Ben and I set off early yesterday morning looking for a boat. The back up plan was to find the Harbour Master, or whatever passes for that here. I’ve been worrying for a few days that my plan might not pan out, but we find a boat operator and tell him what we want. He considers it and says part 1, no problem, leave in the morning. Part 2 he needs to talk to someone about. He gets on the phone, we meet someone and have a long technical chat and within an hour we have a plan and I’m not only excited but relieved.

So this morning we’re doing the first part, getting a boat ride down the Rio Napo through the Amazon forest. We meet at 5:30 in the morning here

Off we go east, downstream into the sunrise

At times, when the river runs shallow, it’s very wide

We make our way to the southerly riverbank

And when it brightens it looks like this – dense and beautiful.

It rains. Me and our indigenous guide. We can’t remember his name, yikes

We spend a few hours cruising the embankment to our destination. They’re occasional small villages in the trees

And once in a while industrial freight, headed somewhere crazy

We stopped after a few hours and went into the forest. It looked like this

As you know I like butterflies. Here are some I saw  in the forest and elsewhere today

On a riverbank

I only saw one of these and felt lucky to get the pic


Very small

OK, here’s a gorgeous one. On the assumption this butterfly has never ever been seen by man before, I’m hereby naming it (Ecuadorus – bookmark until we find the family name)Ecuadorus lucinda. If no objections appear in the comments below we’ll assume it’s a done deal. She couldn’t believe it when I told her. Now on top of naming Tropical Storm Lucinda (a gale that came through Lake Nicaragua one evening we were there) her international fame grows.

The butterflies gather on clay to drink

Quite large, maybe 3 inches.
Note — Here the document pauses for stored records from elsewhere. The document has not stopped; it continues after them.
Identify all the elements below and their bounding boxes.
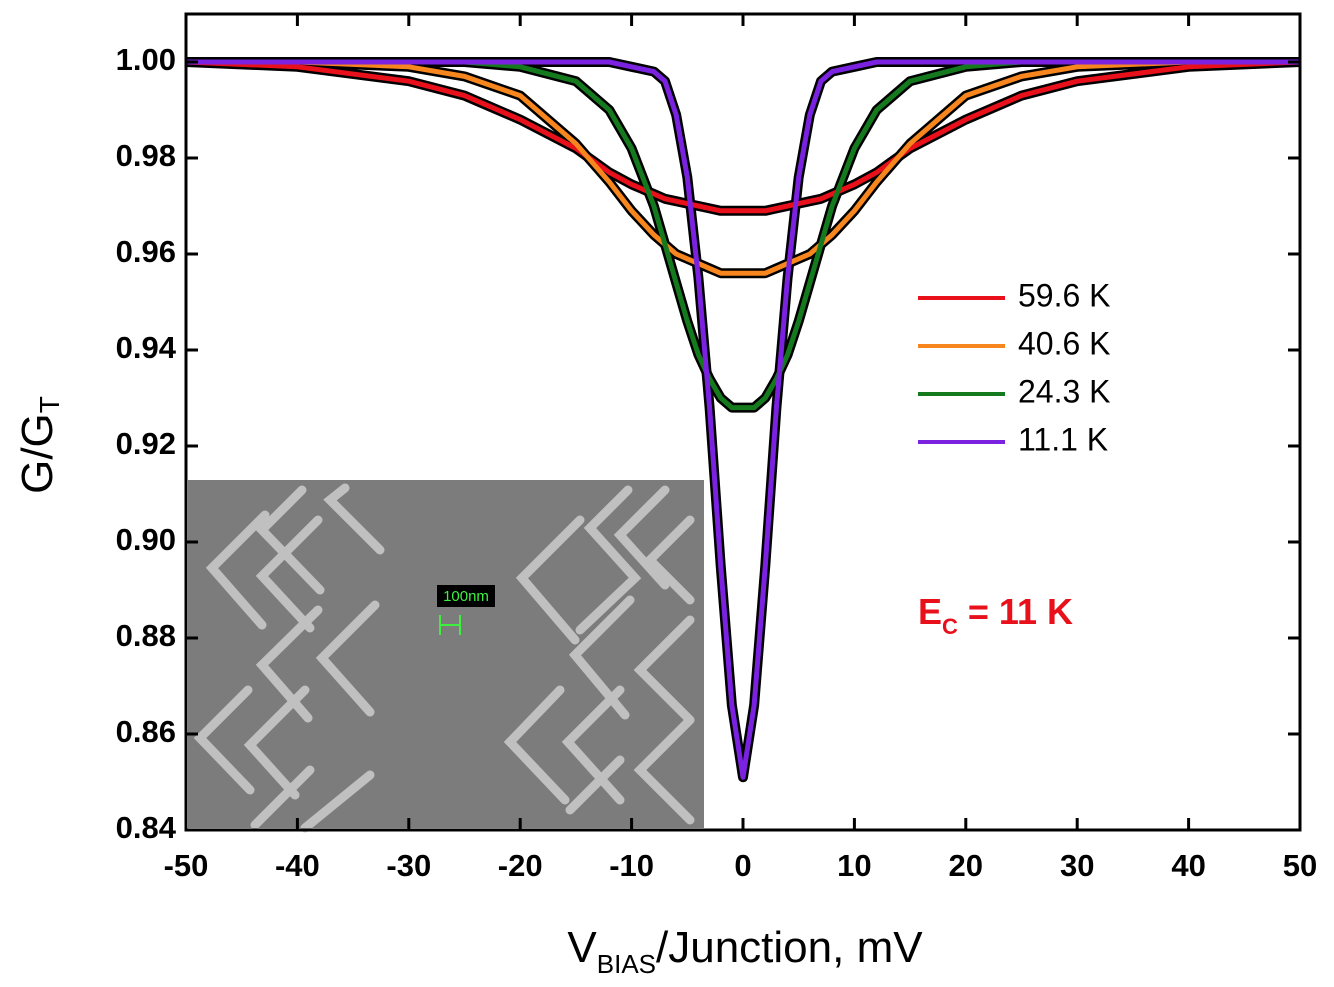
x-tick-label: -30 — [386, 848, 431, 883]
x-tick-label: -40 — [275, 848, 320, 883]
x-tick-label: 10 — [837, 848, 871, 883]
series-line — [186, 62, 1300, 273]
y-tick-label: 0.88 — [116, 618, 176, 653]
y-tick-label: 1.00 — [116, 42, 176, 77]
y-label-text: G/G — [13, 413, 62, 494]
y-label-sub: T — [34, 396, 65, 413]
legend: 59.6 K 40.6 K 24.3 K 11.1 K — [918, 277, 1111, 457]
data-outline — [186, 62, 1300, 408]
x-tick-label: 0 — [734, 848, 751, 883]
y-tick-label: 0.92 — [116, 426, 176, 461]
inset-image: 100nm — [188, 480, 704, 828]
y-tick-label: 0.94 — [116, 330, 177, 365]
annotation-rest: = 11 K — [958, 591, 1073, 632]
annotation-sub: C — [942, 614, 958, 639]
x-tick-label: 30 — [1060, 848, 1094, 883]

Oops, bad shot

These ones had ragged wings

Other things on the forest floor. This frog. But I think it’s a toad

Our guide said this one is poisonous

A lizard

A very large spider that was being attacked by a huge swarm of ants. We freed it up a bit

This thorny spider was about an inch across (Ben pic)

And a happy discovery – this huge fellow who’s a very close relative of the spider in Panama we wrote in some detail about. The back markings are different only as far as we could see

There’s something called a clay lick in a steep ravine where parrots come to lick the surface apparently for potassium. If you click on this image you’ll see a few top right.

We get back in the boat and our guide takes us to a village where we get a display of native customs from a girl and her sisters. It’s unfortunately not random and they’ve done this before for visitors, which takes the edge off it, but at least we don’t pay for the experience. But anywaIMG_0275y it’s fascinating

We’re given a strange sweet/sour drink from a local plant. It’s unlike anything I’ve tasted and quite good. After a few pulls on it I suddenly think ‘bloody hell, I hope I’m not about to launch into a rip-your-face-off 10 hour ayahuasca trip one country before planned’. I look over at Ben and can tell from his big grin he’s thinking the same thing

Back on the river again

We ask the boat guy to stop at a playa on a big mid-river island

Great walking

We go and explore the little forest

Walk around it a bit

You don’t want to walk in here at night

Back in the boat

Off to see some monos on monkey island. I’m a bit turned off by monkeys right now because of a bastard monkey incident that happened to Maddie and me a couple of days ago. Nope, I can’t talk about it. Just imagine what the grossest thing a guy in the street could do in front of you. Anyway, here are a couple of the little creep’s cousins

This bird is an owl that spends the day parked on top of a post, pretending it can’t be seen. You can walk around it, wave at it, talk to it, generally try and make it move but it won’t. It just stares at you convinced it’s invisible.

Hanging birds nests. Bigger than the ones in Costa Rica

Then, 12 hours after we left, we set off for Coca before dark. Fantastic

A volcano in the distance

The big day is tomorrow. I’m seriously hoping nothing goes wrong, as it easily could.